C’est reconnaître le caractère politique de l’école, c’est admettre qu’il a été jusque-là un instrument entre les mains des classes dominantes.
Rama recommande aux maîtres :

1- l’emploi exclusif de « la méthode expérimentale ou scientifique, celle qui part toujours de l’observation des faits quelles qu’en soit la nature : physique, morale, intellectuelle »

2- l’enseignement moral « dégagé de tout principe religieux ou dogmatique » est aussi éloigné de « l’esprit de domination »« l’esprit de servitude » ;

3- l’élimination des pratiques et images religieuses ;

4- la disparition de tout livre « contraire à la méthode scientifique et au sentiment de Concorde ». Cette dernière prescription rapprochée du considérant sur le rôle de l’école dans la préparation psychologique des guerres et des désordres sociaux nous permet d’insérer que Rama avait déjà en vue l’élimination des livres tendancieux, chauvin et autres.

Les journaux dévoués à la Commune reproduisirent tout au long le manifeste du citoyen Rama. Il fut inséré au Journal Officiel et La Sociale souligna la sympathie qui lui inspirait.
La municipalité du 17e ne se contente pas de fixer publiquement les principes sur lesquels devaient s’étayer l’école nouvelle, elle adopta l’orphelinat que dirigeait Ferdinand Buisson et qui transférée à Compuis, devait acquérir par la suite, grâce à Robin, une célébrité mondiale.
Dans le 20e, la municipalité entra dans une voie neuve en en habillant et en nourrissant les élèves.

Nouveaux droits pour les femmes

Les salaires des institutrices sont portés à hauteur de ceux des instituteurs. Comme on aurait aimé que tous les salaires des femmes soient égaux aux salaires des hommes à égalité de diplômes et de capacités. Question à la majorité de la petite bourgeoisie intellectuelle d’aujourd’hui quant à ses priorités?

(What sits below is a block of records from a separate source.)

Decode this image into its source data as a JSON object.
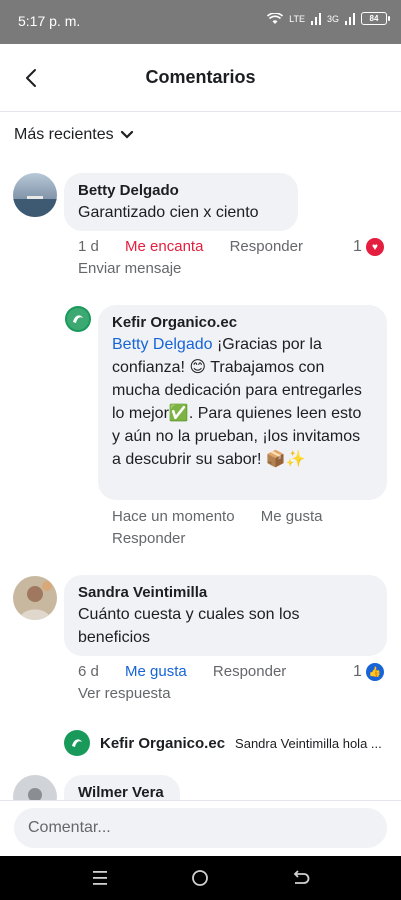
{
  "status_bar": {
    "time": "5:17 p. m.",
    "network_lte": "LTE",
    "network_3g": "3G",
    "battery": "84"
  },
  "header": {
    "title": "Comentarios"
  },
  "sort": {
    "label": "Más recientes"
  },
  "comments": [
    {
      "author": "Betty Delgado",
      "text": "Garantizado  cien x ciento",
      "time": "1 d",
      "reaction_action": "Me encanta",
      "reply_action": "Responder",
      "reaction_count": "1",
      "secondary_action": "Enviar mensaje",
      "reply": {
        "author": "Kefir Organico.ec",
        "mention": "Betty Delgado",
        "text": " ¡Gracias por la confianza! 😊 Trabajamos con mucha dedicación para entregarles lo mejor✅. Para quienes leen esto y aún no la prueban, ¡los invitamos a descubrir su sabor! 📦✨",
        "time": "Hace un momento",
        "like_action": "Me gusta",
        "reply_action": "Responder"
      }
    },
    {
      "author": "Sandra Veintimilla",
      "text": "Cuánto cuesta y cuales son los beneficios",
      "time": "6 d",
      "reaction_action": "Me gusta",
      "reply_action": "Responder",
      "reaction_count": "1",
      "secondary_action": "Ver respuesta",
      "reply_preview": {
        "author": "Kefir Organico.ec",
        "text": "Sandra Veintimilla hola ..."
      }
    },
    {
      "author": "Wilmer Vera"
    }
  ],
  "composer": {
    "placeholder": "Comentar..."
  },
  "colors": {
    "love": "#e41e3f",
    "like": "#1664d8",
    "bubble": "#f0f2f5"
  }
}
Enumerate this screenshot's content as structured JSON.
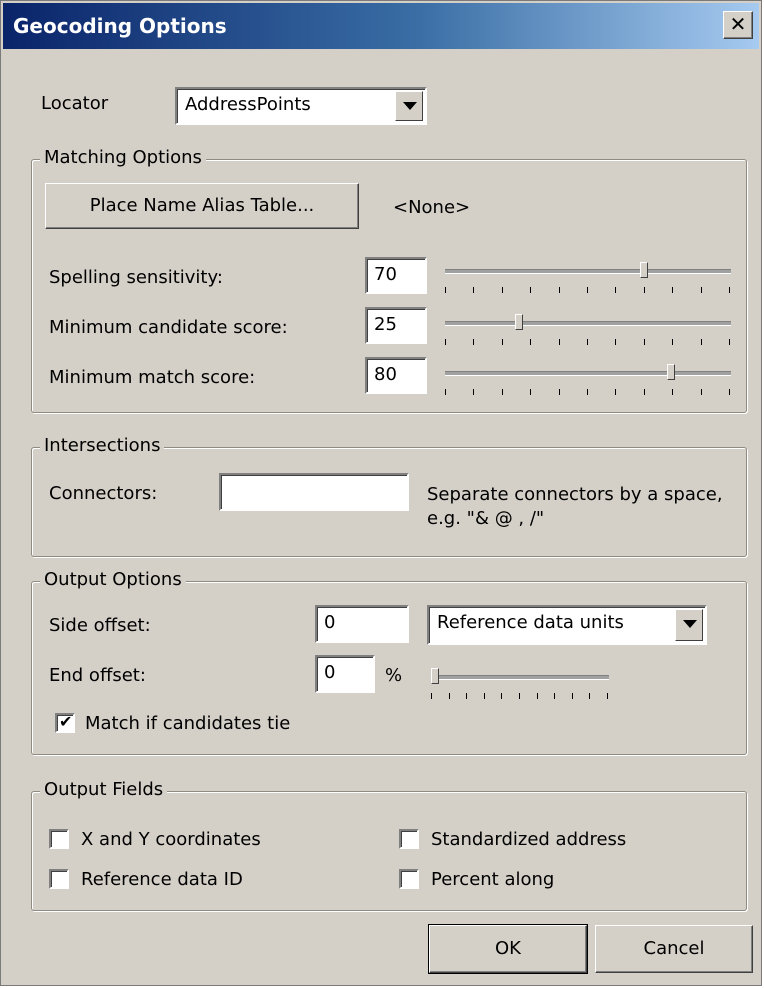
{
  "window": {
    "title": "Geocoding Options",
    "close_glyph": "✕"
  },
  "locator": {
    "label": "Locator",
    "value": "AddressPoints"
  },
  "matching": {
    "group_title": "Matching Options",
    "alias_button": "Place Name Alias Table...",
    "alias_value": "<None>",
    "spelling": {
      "label": "Spelling sensitivity:",
      "value": "70",
      "level": 70
    },
    "candidate": {
      "label": "Minimum candidate score:",
      "value": "25",
      "level": 25
    },
    "match": {
      "label": "Minimum match score:",
      "value": "80",
      "level": 80
    }
  },
  "intersections": {
    "group_title": "Intersections",
    "connectors_label": "Connectors:",
    "connectors_value": "",
    "hint": "Separate connectors by a space, e.g. \"& @ , /\""
  },
  "output_options": {
    "group_title": "Output Options",
    "side_offset_label": "Side offset:",
    "side_offset_value": "0",
    "units_value": "Reference data units",
    "end_offset_label": "End offset:",
    "end_offset_value": "0",
    "percent_label": "%",
    "end_offset_level": 0,
    "tie_label": "Match if candidates tie",
    "tie_checked": true
  },
  "output_fields": {
    "group_title": "Output Fields",
    "xy_label": "X and Y coordinates",
    "ref_id_label": "Reference data ID",
    "std_addr_label": "Standardized address",
    "pct_along_label": "Percent along",
    "xy_checked": false,
    "ref_id_checked": false,
    "std_addr_checked": false,
    "pct_along_checked": false
  },
  "buttons": {
    "ok": "OK",
    "cancel": "Cancel"
  }
}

Une statistique, dressée par Allix, nous apprend que dans le 8e arrondissement, sur 6 251 garçons et filles de 7 à 15 ans, les écoles communales ne recevaient que 3 030 élèves dont tous les 271 enfants des asiles à partir de 3 ans ! Ce qui en dit long sur le réel de l’époque !

En décidant de verser une pension aux veuves de fédérés, et ceci qu’elles soient mariées ou pas, la reconnaissance de l’union libre est de la sorte actée et le droit des enfants naturels pleinement reconnu. Aux antipodes du code napoléonien, la Commune prend résolument cause pour les droits des concubines, des « filles mères » et des enfants illégitimes. Un décret du 13 mai 1871 autorise le président du tribunal civil à allouer une pension alimentaire à la femme demandant la séparation de corps. La Commune favorise la création d’emplois féminins.

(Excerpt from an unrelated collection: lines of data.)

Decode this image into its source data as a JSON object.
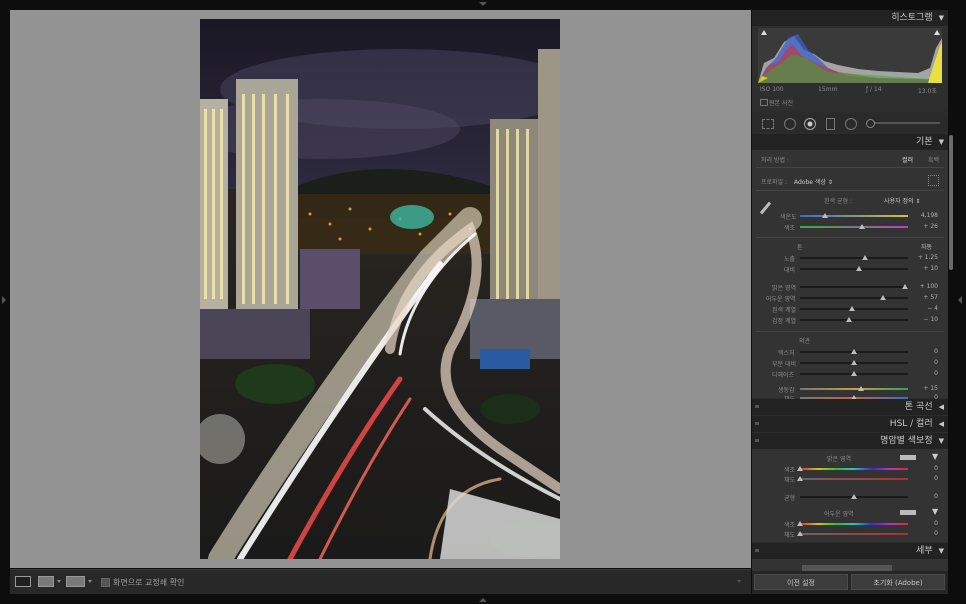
{
  "histogram": {
    "title": "히스토그램",
    "iso": "ISO 100",
    "focal": "15mm",
    "aperture": "ƒ / 14",
    "shutter": "13.0초",
    "original_photo": "원본 사진"
  },
  "basic": {
    "title": "기본",
    "treatment_label": "처리 방법 :",
    "treatment_color": "컬러",
    "treatment_bw": "흑백",
    "profile_label": "프로파일 :",
    "profile_value": "Adobe 색상 ⇕",
    "wb_label": "흰색 균형 :",
    "wb_value": "사용자 정의 ⇕",
    "temp": {
      "label": "색온도",
      "value": "4,198",
      "level": 0.23
    },
    "tint": {
      "label": "색조",
      "value": "+ 26",
      "level": 0.58
    },
    "tone_title": "톤",
    "auto": "자동",
    "exposure": {
      "label": "노출",
      "value": "+ 1.25",
      "level": 0.6
    },
    "contrast": {
      "label": "대비",
      "value": "+ 10",
      "level": 0.54
    },
    "highlights": {
      "label": "밝은 영역",
      "value": "+ 100",
      "level": 0.97
    },
    "shadows": {
      "label": "어두운 영역",
      "value": "+ 57",
      "level": 0.77
    },
    "whites": {
      "label": "흰색 계열",
      "value": "− 4",
      "level": 0.48
    },
    "blacks": {
      "label": "검정 계열",
      "value": "− 10",
      "level": 0.45
    },
    "presence_title": "외관",
    "texture": {
      "label": "텍스처",
      "value": "0",
      "level": 0.5
    },
    "clarity": {
      "label": "부분 대비",
      "value": "0",
      "level": 0.5
    },
    "dehaze": {
      "label": "디헤이즈",
      "value": "0",
      "level": 0.5
    },
    "vibrance": {
      "label": "생동감",
      "value": "+ 15",
      "level": 0.57
    },
    "saturation": {
      "label": "채도",
      "value": "0",
      "level": 0.5
    }
  },
  "tone_curve": {
    "title": "톤 곡선"
  },
  "hsl": {
    "title": "HSL / 컬러"
  },
  "split_toning": {
    "title": "명암별 색보정",
    "highlights_title": "밝은 영역",
    "hl_hue": {
      "label": "색조",
      "value": "0",
      "level": 0.0
    },
    "hl_sat": {
      "label": "채도",
      "value": "0",
      "level": 0.0
    },
    "balance": {
      "label": "균형",
      "value": "0",
      "level": 0.5
    },
    "shadows_title": "어두운 영역",
    "sh_hue": {
      "label": "색조",
      "value": "0",
      "level": 0.0
    },
    "sh_sat": {
      "label": "채도",
      "value": "0",
      "level": 0.0
    }
  },
  "detail": {
    "title": "세부"
  },
  "buttons": {
    "previous": "이전 설정",
    "reset": "초기화 (Adobe)"
  },
  "toolbar": {
    "soft_proof": "화면으로 교정쇄 확인"
  }
}
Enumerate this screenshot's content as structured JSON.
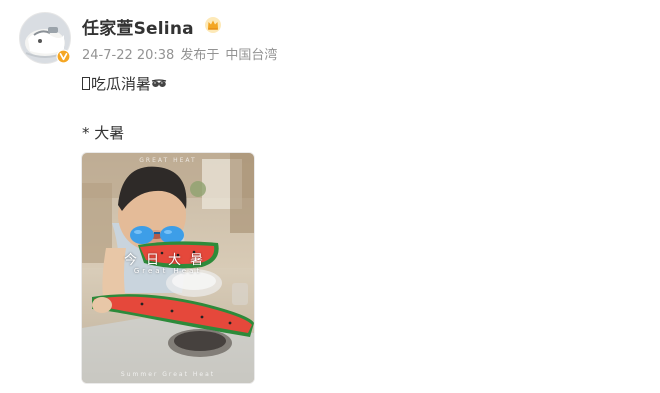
{
  "post": {
    "author": "任家萱Selina",
    "timestamp": "24-7-22 20:38",
    "source": "发布于",
    "location": "中国台湾",
    "text_line1": "吃瓜消暑",
    "text_line2": "* 大暑"
  },
  "photo": {
    "overlay_title": "今日大暑",
    "overlay_subtitle": "Great Heat",
    "overlay_top": "GREAT HEAT",
    "overlay_bottom": "Summer Great Heat"
  },
  "colors": {
    "name": "#333333",
    "meta": "#939393",
    "verify_badge": "#f5a623",
    "watermelon": "#e5483b"
  },
  "icons": {
    "badge": "verified-badge-icon",
    "crown": "crown-icon",
    "emoji": "sunglasses-emoji-icon"
  }
}
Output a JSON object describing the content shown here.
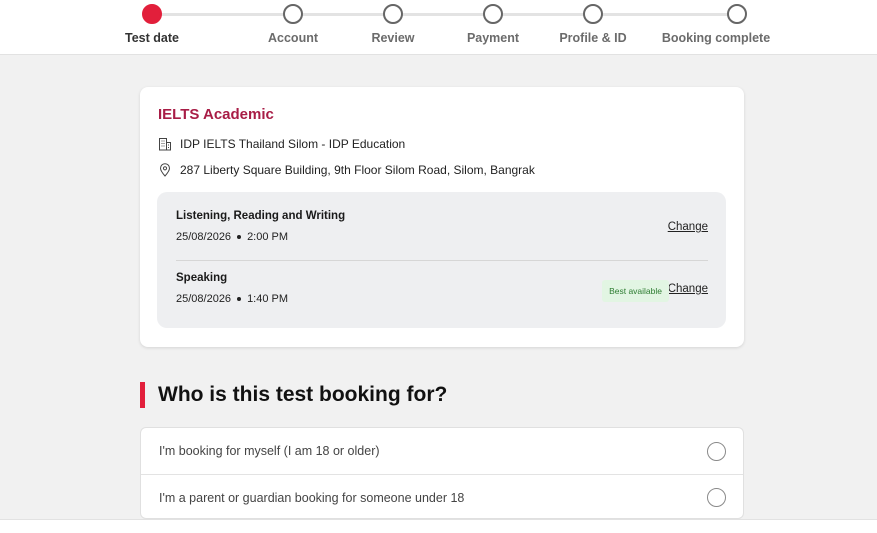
{
  "progress": {
    "steps": [
      {
        "label": "Test date",
        "active": true
      },
      {
        "label": "Account",
        "active": false
      },
      {
        "label": "Review",
        "active": false
      },
      {
        "label": "Payment",
        "active": false
      },
      {
        "label": "Profile & ID",
        "active": false
      },
      {
        "label": "Booking complete",
        "active": false
      }
    ]
  },
  "booking": {
    "title": "IELTS Academic",
    "venue": "IDP IELTS Thailand Silom - IDP Education",
    "address": "287 Liberty Square Building, 9th Floor Silom Road, Silom, Bangrak",
    "sessions": [
      {
        "title": "Listening, Reading and Writing",
        "date": "25/08/2026",
        "time": "2:00 PM",
        "change_label": "Change"
      },
      {
        "title": "Speaking",
        "date": "25/08/2026",
        "time": "1:40 PM",
        "change_label": "Change",
        "badge": "Best available"
      }
    ]
  },
  "who": {
    "heading": "Who is this test booking for?",
    "options": [
      {
        "label": "I'm booking for myself (I am 18 or older)",
        "selected": false
      },
      {
        "label": "I'm a parent or guardian booking for someone under 18",
        "selected": false
      }
    ]
  },
  "colors": {
    "accent": "#e21f3b",
    "title": "#a81d46",
    "badge_text": "#2e7d32",
    "badge_bg": "#e2f5e3"
  }
}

Réquisition des logements vacants et saisies, orphelinats, actions humanistes et de solidarité

Afin de contribuer à résoudre la crise du logement, la réquisition des appartements vacants est décidée pour y loger les sans domicile. Il est interdit d’expulser les locataires. Une remise générale des loyers d’octobre 1870, de janvier et avril 1871 est votée afin de soulager les nombreux parisiens confrontés à une situation intenable.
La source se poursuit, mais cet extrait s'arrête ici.